Social-media activism can be a powerful force for good. But it’s a mistake, and even dangerous, to confuse social media awareness with being truly informed. While social media can make you more aware, it has equal power to inform and misinform. (Yes, just like so-called traditional media. Exhibit A: Fox News.) Social media is far better at communicating what we believe, how we feel, what we’ve heard, than it is at educating and separating facts from supposition from fiction. Media, whether social or traditional, can make people more aware. But awareness is not enough–we must sift through the tweets, status updates and click on the links they deliver, and then apply some critical thinking, to become truly informed. It’s what people do after they become aware, the efforts they make to educate themselves, the actions they take in support of a cause, that makes the difference. In the case of Troy Davis, too few people took action, and the action they did take, including the protest outside of the Georgia State House attended and promoted heavily on Twitter by Antwan “Big Boi” Patton of the music group OutKast, had virtually no chance of influencing the justice system that’s held Davis’ life in the balance for the past two decades.
I heard a lot of people on Twitter who believed their tweeting about the Davis case constituted activism on the level of the actions, risks and sacrifices (including their lives) made by young Americans during the Civil Rights Movement. A few people actually compared their persistent and passionate tweeting about Troy Davis to lunch counter sit-ins by students in Greensboro, North Carolina and other parts of the South in the 1960s. My response to that line of thinking: don’t be ridiculous. Unless riot cops were waiting outside to bust your head wide open to stop your Troy Davis tweets, just stop it.
Too many people–including many celebrities–who rail against the justice system when there are high-profile cases like those of Troy Davis and Casey Anthony in the news, believe that it’s not worth their time, and even beneath them, to serve jury duty when called. (Reminds me of all the celebrities pushing get-out-the-vote campaigns a few years ago who were embarrassed when it was revealed that they themselves had never voted, and in many cases, had never even registered to do so.) If you really care about the justice system and how it operates, you wouldn’t skip jury duty, nor would you need tweets from Kardashian (who naively tweeted the notion that Davis’ life could be spared if he was only allowed to take a polygraph test) or any other celebrity to take action. (Note: Just because a person has 9.9 million followers on Twitter doesn’t mean that person knows what they’re tweeting about.)
What will you do now that Davis is gone? What about the other 3,000 plus people slated for execution? Will you write a check or volunteer for organizations such as Amnesty International and The Innocence Project? Will you make a candidate’s position on death penalty reform a key condition of whether or not they will get your vote or your campaign contribution? Will you take the time to educate yourself about how the American criminal justice system works–and doesn’t work?

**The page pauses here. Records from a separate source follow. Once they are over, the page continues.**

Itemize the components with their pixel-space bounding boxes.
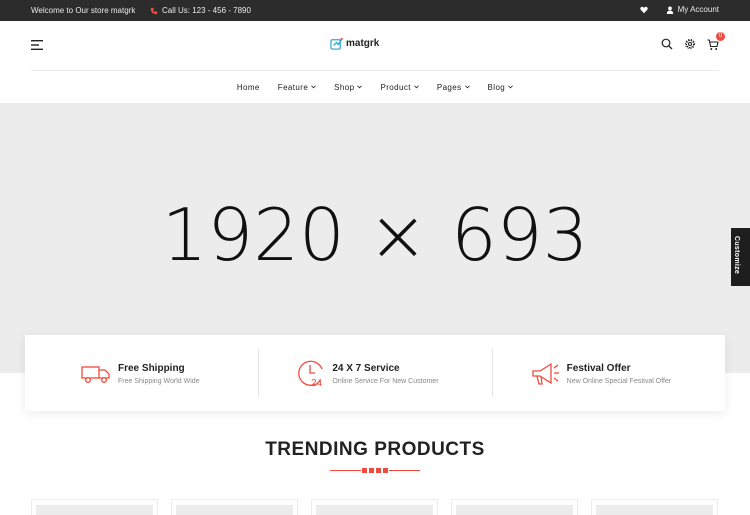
nav-item-feature[interactable]: Feature	[277, 82, 317, 92]
feature-title: 24 X 7 Service	[332, 363, 400, 374]
heart-icon[interactable]	[639, 6, 648, 14]
nav-item-label: Pages	[436, 82, 462, 92]
feature-title: Festival Offer	[566, 363, 631, 374]
truck-icon	[81, 366, 110, 383]
product-image	[596, 505, 713, 515]
feature-free-shipping: Free Shipping Free Shipping World Wide	[25, 335, 258, 411]
dot	[376, 468, 381, 473]
logo-text: matgrk	[346, 38, 380, 49]
svg-text:24: 24	[311, 378, 323, 387]
cart-icon	[707, 39, 719, 50]
my-account-label: My Account	[677, 5, 719, 14]
feature-title: Free Shipping	[118, 363, 185, 374]
feature-subtitle: New Online Special Festival Offer	[566, 378, 672, 385]
call-us-text: Call Us: 123 - 456 - 7890	[162, 6, 251, 15]
nav-item-product[interactable]: Product	[380, 82, 419, 92]
nav-item-home[interactable]: Home	[237, 83, 260, 92]
feature-subtitle: Free Shipping World Wide	[118, 378, 200, 385]
nav-item-blog[interactable]: Blog	[488, 83, 514, 92]
megaphone-icon	[532, 362, 559, 385]
logo-icon	[330, 37, 343, 50]
feature-festival-offer: Festival Offer New Online Special Festiv…	[491, 335, 725, 411]
chevron-down-icon	[508, 85, 514, 89]
product-card[interactable]	[311, 499, 438, 515]
features-strip: Free Shipping Free Shipping World Wide 2…	[25, 335, 725, 411]
nav-item-label: Home	[236, 82, 260, 92]
nav-item-label: Product	[380, 82, 411, 92]
search-icon[interactable]	[661, 38, 673, 50]
gear-icon[interactable]	[684, 38, 696, 50]
top-bar: Welcome to Our store matgrk Call Us: 123…	[0, 0, 750, 21]
chevron-down-icon	[357, 85, 363, 89]
product-image	[456, 505, 573, 515]
clock-24-icon: 24	[298, 360, 323, 387]
product-grid	[31, 499, 719, 515]
phone-icon	[150, 7, 158, 14]
nav-item-pages[interactable]: Pages	[437, 83, 470, 92]
site-logo[interactable]: matgrk	[330, 37, 379, 50]
hero-placeholder-text: 1920 × 693	[161, 193, 589, 277]
nav-item-shop[interactable]: Shop	[334, 82, 363, 92]
cart-count-badge: 0	[716, 32, 725, 41]
customize-label: Customize	[733, 236, 740, 275]
user-icon	[666, 6, 673, 14]
product-card[interactable]	[451, 499, 578, 515]
product-image	[36, 505, 153, 515]
section-title-dots	[361, 468, 389, 473]
chevron-down-icon	[413, 85, 419, 89]
nav-item-label: Blog	[487, 82, 506, 92]
customize-tab[interactable]: Customize	[731, 228, 750, 286]
feature-24x7-service: 24 24 X 7 Service Online Service For New…	[258, 335, 491, 411]
chevron-down-icon	[311, 85, 317, 89]
hero-banner: 1920 × 693	[0, 103, 750, 373]
menu-icon[interactable]	[31, 39, 45, 51]
welcome-text: Welcome to Our store matgrk	[31, 6, 136, 15]
cart-button[interactable]: 0	[707, 32, 725, 50]
product-card[interactable]	[171, 499, 298, 515]
product-image	[176, 505, 293, 515]
main-nav: Home Feature Shop Product Pages Blog	[0, 71, 750, 103]
site-header: matgrk 0	[0, 21, 750, 71]
product-image	[316, 505, 433, 515]
chevron-down-icon	[464, 85, 470, 89]
product-card[interactable]	[31, 499, 158, 515]
product-card[interactable]	[591, 499, 718, 515]
feature-subtitle: Online Service For New Customer	[332, 378, 439, 385]
my-account-link[interactable]: My Account	[666, 5, 719, 14]
nav-item-label: Feature	[277, 82, 309, 92]
dot	[383, 468, 388, 473]
call-us[interactable]: Call Us: 123 - 456 - 7890	[150, 6, 251, 15]
dot	[362, 468, 367, 473]
section-title: TRENDING PRODUCTS	[265, 439, 485, 460]
dot	[369, 468, 374, 473]
nav-item-label: Shop	[334, 82, 355, 92]
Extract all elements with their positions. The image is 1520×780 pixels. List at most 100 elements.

Will you engage our youth and, as film producer Will Packer tweeted yesterday, urge them “to never do anything to put themselves at the mercy of the justice system”? Will you do something besides retweet or repost?
Social media activism does not take place while you are on Twitter or Facebook. It’s about more than turning a cause into a trending topic. It’s what you do with your time, money, energy and relationships once you’ve signed off, in the real world, that is the true measure of your activism. Anything less is just smartphone activism, an insult to those, both past and present, who really risked and sacrificed for the causes they believe in. Social media can’t save people. Only active, committed, informed and engaged people can do that.